Der Tempelkomplex wurde im 7. Jahrhundert in der Tang-Zeit erbaut und in der Yuan-, Ming- und Qing-Zeit mehrmals erweitert und renoviert. Er hieß in der Ming-Zeit Yong´an Tempel und wurde in der Qing-Zeit in Shifangpujue-Tempel umbenannt. Weil es aber im Tempel eine kupferne Statue des schlafenden Buddha gibt, nennt man ihn im Volksmund Wofosi.

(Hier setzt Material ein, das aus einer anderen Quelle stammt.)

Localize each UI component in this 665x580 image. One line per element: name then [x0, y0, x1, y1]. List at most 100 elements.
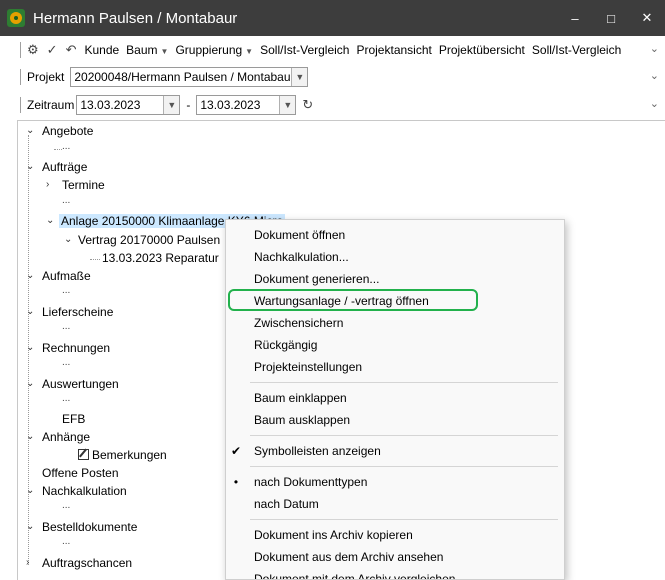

In der Yuan-Dynastie, 1321, wurden 500000 Pfund Kupfer zum Guß der Buddhafigur verwendet (nach später angestellten Schätzungen soll der Buddha zirka 54 t wiegen). Die kupferne Statue ist über 5 m lang. Sie liegt auf der Seite, die eine Hand stützt den Kopf, die andere liegt auf dem Bein. Alle Körperteile sind wohl proportioniert, und die Körperhaltung wirkt äußerst natürlich.
Hinter ihm und zu beiden Seiten von ihm stehen die 12 Pratyeka-Buddhas. Man sagt, diese Szene sei einer Geschichte aus dem "Dirghagama-Sutra" entnommen. Und zwar werde hier geschildert, wie der sterbende Schakjamuni vor der indischen Stadt Kusinagara, unter einem Solo-Baum liegend, seinen Jüngern letzte Anweisungen erteilt.
Einer Überlieferung nach sollen die Solo-Bäume der Tempelanlage aus Indien stammen. Links vor der Halle des Schlafenden Buddha sind noch zwei erhalten. Wegen seiner siebenteiligen Blätter heißt dieser Baum auch Siebenblätter-Baum. Sein Holz ist sehr hart.
Die Bäume blühen Anfang Sommer und sind dann mit einer Fülle winziger, schneeweißer Blüten bedeckt, die wie kleine Pagoden aussehen und auffällig zwischen den Blättern funkeln.
Etwa einen halben Kilometer nordwestlich des Wofosi befindet sich die naturbelassene Parklandschaft des Yingtaogou-Gartens (Kirsch-Schlucht-Garten).